DNS problem: SERVFAIL looking up CAA

sfkHooper · October 14, 2017, 4:17am

I’m a newb MIAB user. Out of the box, MIAB just worked for me. On day one I setup a TLS certificate provisioned from Let’s Encrypt. I thought that it would automatically regenerate itself, but it didn’t, and now when I try to manually provision one I get the error “DNS problem: SERVFAIL looking up CAA for fleckmail.com”

MIAB is running on a Digital Ocean VM running Ubuntu 14.04.

I’ve got no idea how to tackle this issue. Any advice would be greatly appreciated.

just4t · October 14, 2017, 10:09am

Guessing the domain you want to provision/ renew a Let’s Encrypt certificate is: fleckmail.com you need to add a custom CAA DNS record as follows:

Domain name: fleckmail.com
Record Type: CAA
Value: 0 issuewild “letsencrypt.org”

JoshData · October 14, 2017, 12:15pm

CAA records are completely optional – setting a CAA record has nothing to do with provisioning a Let’s Encrypt certificate. The error most likely indicates a general DNS error (see this).

@sfkHooper: Are you using your Mail-in-a-Box for DNS (or are you using external DNS)?

sfkHooper · October 15, 2017, 1:31am

Thanks @just4t, this is exactly what was required. An instant fix to the problem.

sfkHooper · October 15, 2017, 1:32am

Yes, using MIAB for DNS. @just4t had the right answer in my case. Thanks.

JoshData · October 15, 2017, 11:59am

Ok. You two are probably the only two people who set CAA records. For everyone else Let’s Encrypt is working fine without them.

just4t · October 15, 2017, 3:17pm

Sounds good, too …

just4t · October 16, 2017, 2:26am

@JoshData Here some links about that may be of help, too:

This one confirms CAA record(s) are not mandatory.
But this one let us know: the DNS Server software must be updated so that it doesn’t return an error when asked about CAA.

Hope this helps.

alento · January 1, 2020, 11:34pm

Sorry to necro an old thread, but the topic has arisen again, and I have insight to the problem and a solution. Of course @just4t 's solution also works.

This happens on a MiaB install that is NOT hosting email for the root domain.

For example - box.testbox.com is hosting email (due to either a user or alias being added) for user@box.testbox.com but there are no email addresses added for user@testbox.com.
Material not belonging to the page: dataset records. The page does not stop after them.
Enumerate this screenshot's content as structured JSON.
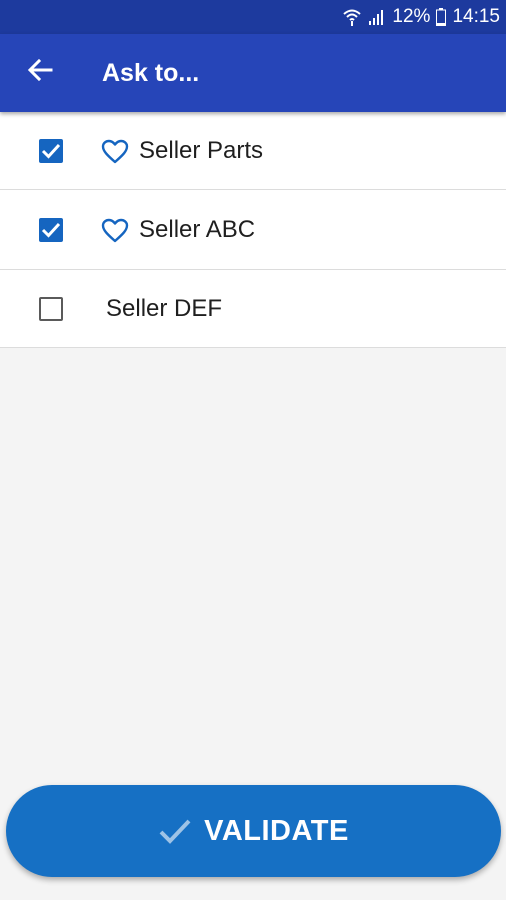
{
  "status_bar": {
    "battery_percent": "12%",
    "time": "14:15",
    "icons": [
      "wifi-icon",
      "signal-icon",
      "battery-icon"
    ]
  },
  "app_bar": {
    "back_icon": "arrow-left-icon",
    "title": "Ask to..."
  },
  "sellers": [
    {
      "name": "Seller Parts",
      "checked": true,
      "favorite": true
    },
    {
      "name": "Seller ABC",
      "checked": true,
      "favorite": true
    },
    {
      "name": "Seller DEF",
      "checked": false,
      "favorite": false
    }
  ],
  "validate_button": {
    "label": "VALIDATE",
    "icon": "checkmark-icon"
  },
  "colors": {
    "status_bar": "#1d3a9e",
    "app_bar": "#2645b8",
    "accent": "#1565c0",
    "button": "#1670c4",
    "background": "#f4f4f4",
    "check_icon": "#9ec3e6"
  }
}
What is happening in this case is that the LE issuance process is doing a dig of the authoritative name server (ns1.box.testbox.com) and being refused a record. Not stating that there is NO record, but REFUSING to provide the record (because it does not exist as the domain testbox.com’s DNS is not being provided by the MiaB install.)

This breaks LE’s certificate issuance process.

The solution is to add a user or alias for the root domain, and then the box will update accordingly returning no record found rather than refused.

@JoshData Just in case this is new information for you … as this is still an issue with v 0.43.

tanc · March 18, 2020, 9:12am

I was also having this exact problem with a new MIAB set up where I didn’t have a user for the root domain. Adding an alias for the root domain allowed letsencrypt to provision successfully. Thank you for posting a solution.